Когда волнение улеглось, тень огромного распятия крестом перерезала всю стену.

Свет, казалось, переместился, и этот крест стал совсем маленьким; наконец он исчез, и единственное очень четкое изображение появилось на его месте, в то время как замогильный голос монотонно произносил молитву, кажется, ту, что читают над умирающим.

Глава сорок четвертая

Буа-Доре, оставшийся на месте ради забавы, которую предоставляли ему эта фантасмагория и эти странные звуки, начал чувствовать холод, заставлявший его стучать зубами, как только началось это скучное монотонное чтение.

На этот раз, решившись пойти взглянуть, что происходит, он все же задержался, остановленный невероятным сходством, какое явило ему последнее видение.

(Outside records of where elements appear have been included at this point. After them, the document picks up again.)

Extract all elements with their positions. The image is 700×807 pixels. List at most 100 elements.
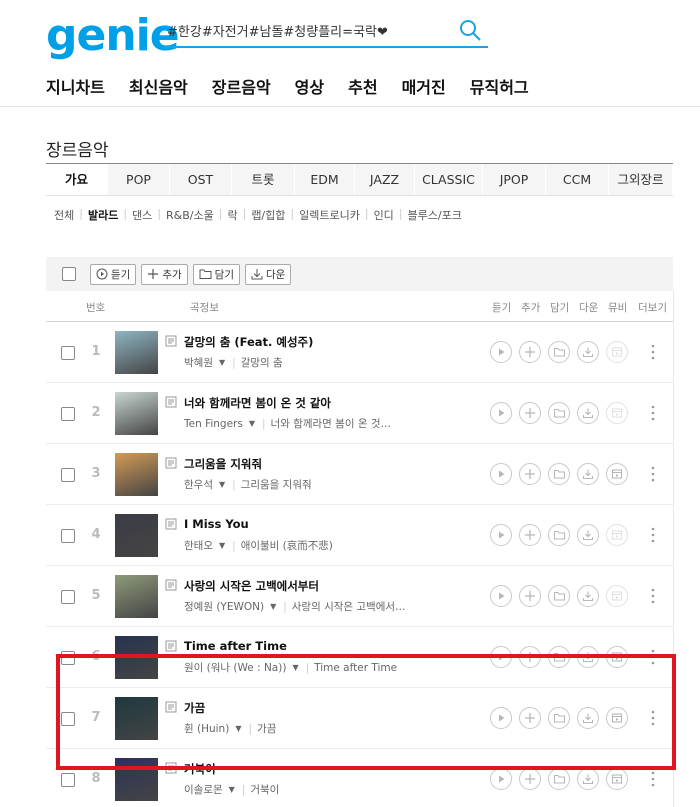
album-cover[interactable] bbox=[115, 758, 158, 801]
save-selected-button[interactable]: 담기 bbox=[192, 263, 240, 285]
album-name[interactable]: 애이불비 (哀而不悲) bbox=[241, 538, 333, 553]
artist-name[interactable]: Ten Fingers bbox=[184, 418, 243, 430]
lyrics-icon[interactable] bbox=[165, 518, 177, 530]
play-button[interactable] bbox=[490, 402, 512, 424]
download-selected-button[interactable]: 다운 bbox=[244, 263, 292, 285]
search-icon[interactable] bbox=[458, 18, 482, 42]
genie-logo[interactable]: genie bbox=[46, 10, 180, 61]
nav-magazine[interactable]: 매거진 bbox=[402, 74, 446, 98]
lyrics-icon[interactable] bbox=[165, 762, 177, 774]
album-name[interactable]: 갈망의 춤 bbox=[241, 355, 283, 370]
genre-tab[interactable]: POP bbox=[108, 164, 170, 195]
mv-button[interactable] bbox=[606, 707, 628, 729]
song-checkbox[interactable] bbox=[61, 407, 75, 421]
lyrics-icon[interactable] bbox=[165, 640, 177, 652]
album-cover[interactable] bbox=[115, 636, 158, 679]
song-title[interactable]: I Miss You bbox=[184, 517, 249, 531]
download-button[interactable] bbox=[577, 707, 599, 729]
play-selected-button[interactable]: 듣기 bbox=[90, 263, 137, 285]
album-cover[interactable] bbox=[115, 453, 158, 496]
artist-dropdown-icon[interactable]: ▼ bbox=[292, 663, 298, 672]
more-vertical-icon[interactable] bbox=[650, 709, 656, 727]
mv-button[interactable] bbox=[606, 341, 628, 363]
album-name[interactable]: 거북이 bbox=[250, 782, 279, 797]
play-button[interactable] bbox=[490, 341, 512, 363]
download-button[interactable] bbox=[577, 463, 599, 485]
song-checkbox[interactable] bbox=[61, 773, 75, 787]
lyrics-icon[interactable] bbox=[165, 335, 177, 347]
subgenre-link[interactable]: 일렉트로니카 bbox=[299, 207, 360, 223]
song-row[interactable]: 4 I Miss You 한태오 ▼ | 애이불비 (哀而不悲) bbox=[46, 505, 673, 566]
play-button[interactable] bbox=[490, 646, 512, 668]
artist-dropdown-icon[interactable]: ▼ bbox=[219, 541, 225, 550]
song-title[interactable]: 너와 함께라면 봄이 온 것 같아 bbox=[184, 395, 331, 411]
lyrics-icon[interactable] bbox=[165, 701, 177, 713]
artist-name[interactable]: 휜 (Huin) bbox=[184, 721, 229, 736]
artist-name[interactable]: 박혜원 bbox=[184, 355, 213, 370]
album-cover[interactable] bbox=[115, 331, 158, 374]
download-button[interactable] bbox=[577, 341, 599, 363]
nav-musichug[interactable]: 뮤직허그 bbox=[470, 74, 529, 98]
subgenre-link[interactable]: 블루스/포크 bbox=[408, 207, 462, 223]
mv-button[interactable] bbox=[606, 585, 628, 607]
nav-video[interactable]: 영상 bbox=[295, 74, 324, 98]
artist-name[interactable]: 정예원 (YEWON) bbox=[184, 599, 264, 614]
download-button[interactable] bbox=[577, 768, 599, 790]
add-button[interactable] bbox=[519, 524, 541, 546]
more-vertical-icon[interactable] bbox=[650, 587, 656, 605]
subgenre-link[interactable]: 인디 bbox=[374, 207, 394, 223]
more-vertical-icon[interactable] bbox=[650, 343, 656, 361]
song-checkbox[interactable] bbox=[61, 651, 75, 665]
artist-dropdown-icon[interactable]: ▼ bbox=[270, 602, 276, 611]
artist-dropdown-icon[interactable]: ▼ bbox=[229, 785, 235, 794]
song-checkbox[interactable] bbox=[61, 468, 75, 482]
album-name[interactable]: 너와 함께라면 봄이 온 것… bbox=[271, 416, 391, 431]
subgenre-link[interactable]: 전체 bbox=[54, 207, 74, 223]
nav-chart[interactable]: 지니차트 bbox=[46, 74, 105, 98]
save-button[interactable] bbox=[548, 585, 570, 607]
more-vertical-icon[interactable] bbox=[650, 465, 656, 483]
genre-tab[interactable]: 가요 bbox=[46, 164, 108, 195]
album-name[interactable]: Time after Time bbox=[314, 662, 397, 674]
song-title[interactable]: 거북이 bbox=[184, 761, 216, 777]
artist-dropdown-icon[interactable]: ▼ bbox=[219, 358, 225, 367]
song-title[interactable]: 사랑의 시작은 고백에서부터 bbox=[184, 578, 319, 594]
genre-tab[interactable]: CLASSIC bbox=[415, 164, 483, 195]
genre-tab[interactable]: CCM bbox=[546, 164, 609, 195]
download-button[interactable] bbox=[577, 402, 599, 424]
mv-button[interactable] bbox=[606, 402, 628, 424]
nav-recommend[interactable]: 추천 bbox=[348, 74, 377, 98]
song-row[interactable]: 8 거북이 이솔로몬 ▼ | 거북이 bbox=[46, 749, 673, 807]
add-button[interactable] bbox=[519, 646, 541, 668]
song-checkbox[interactable] bbox=[61, 590, 75, 604]
lyrics-icon[interactable] bbox=[165, 396, 177, 408]
mv-button[interactable] bbox=[606, 646, 628, 668]
subgenre-link[interactable]: 발라드 bbox=[88, 207, 118, 223]
add-button[interactable] bbox=[519, 341, 541, 363]
subgenre-link[interactable]: R&B/소울 bbox=[166, 207, 214, 223]
album-cover[interactable] bbox=[115, 697, 158, 740]
search-input[interactable] bbox=[165, 14, 445, 46]
song-row[interactable]: 2 너와 함께라면 봄이 온 것 같아 Ten Fingers ▼ | 너와 함께라면 봄… bbox=[46, 383, 673, 444]
select-all-checkbox[interactable] bbox=[62, 267, 76, 281]
save-button[interactable] bbox=[548, 707, 570, 729]
artist-name[interactable]: 한우석 bbox=[184, 477, 213, 492]
artist-name[interactable]: 이솔로몬 bbox=[184, 782, 223, 797]
add-button[interactable] bbox=[519, 707, 541, 729]
song-title[interactable]: 가끔 bbox=[184, 700, 205, 716]
save-button[interactable] bbox=[548, 646, 570, 668]
save-button[interactable] bbox=[548, 341, 570, 363]
album-cover[interactable] bbox=[115, 392, 158, 435]
genre-tab[interactable]: JPOP bbox=[483, 164, 546, 195]
more-vertical-icon[interactable] bbox=[650, 770, 656, 788]
song-checkbox[interactable] bbox=[61, 712, 75, 726]
song-row[interactable]: 6 Time after Time 원이 (워나 (We : Na)) ▼ | Time … bbox=[46, 627, 673, 688]
add-button[interactable] bbox=[519, 402, 541, 424]
album-name[interactable]: 그리움을 지워줘 bbox=[241, 477, 312, 492]
artist-name[interactable]: 한태오 bbox=[184, 538, 213, 553]
song-title[interactable]: Time after Time bbox=[184, 639, 287, 653]
song-row[interactable]: 5 사랑의 시작은 고백에서부터 정예원 (YEWON) ▼ | 사랑의 시작은 고백에서… bbox=[46, 566, 673, 627]
save-button[interactable] bbox=[548, 463, 570, 485]
save-button[interactable] bbox=[548, 524, 570, 546]
play-button[interactable] bbox=[490, 585, 512, 607]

Оно делалось все более точным и определенным по мере того как заунывный голос произносил свою мрачную молитву, и маркиз, завороженный и неподвижный, не мог отвести от него глаз.

Эта голова, такая узнаваемая по своей короткой стрижке «недовольного» и обрамлявшему ее испанскому «мельничному жернову», по определенным, угловато-изящным чертам, наконец, по особой форме бороды и усов, была головой д'Альвимара, откинутой назад в своем смертном окоченении.

Вначале Буа-Доре отгонял от себя эту мысль; затем она сделалась наваждением, уверенностью, волнением, невыносимым ужасом.

Применительно к себе он никогда не верил в привидения. Он говорил и думал, что, никогда не предав никого смерти из мести или жестокости, мог быть уверен, что ни одна страждущая Или разгневанная душа никогда не посетит его; но, как большинство здравомыслящих людей своего времени, он не отрицал того, что духи возвращаются на землю и людям являются привидения, о свойствах которых рассказывали столько достойных веры особ.

«Этот д'Альвимар действительно умер, — подумал он, — и потрогал его холодные конечности; я видел, как сняли с коня его уже окоченевшее тело. Он в течение недель покоится в земле, и все же я вижу его здесь, я, который не видел ничего сверхъестественного там, где другие видели ужасных призраков. Был ли этот человек, вопреки всякой вероятности, не виновен в преступлении, в котором я обвинил его и за какое покарал? Не упрек ли это моей совести? Не выдумка ли моего мозга? Или холод этих руин охватил меня и смущает? Что бы там ни было, — подумал он затем, — с меня довольно».

И, ощущая головокружение, предвещающее обморок, он дотащился до лестницы. Там он немного пришел в себя и стал увереннее спускаться по разбитой спирали.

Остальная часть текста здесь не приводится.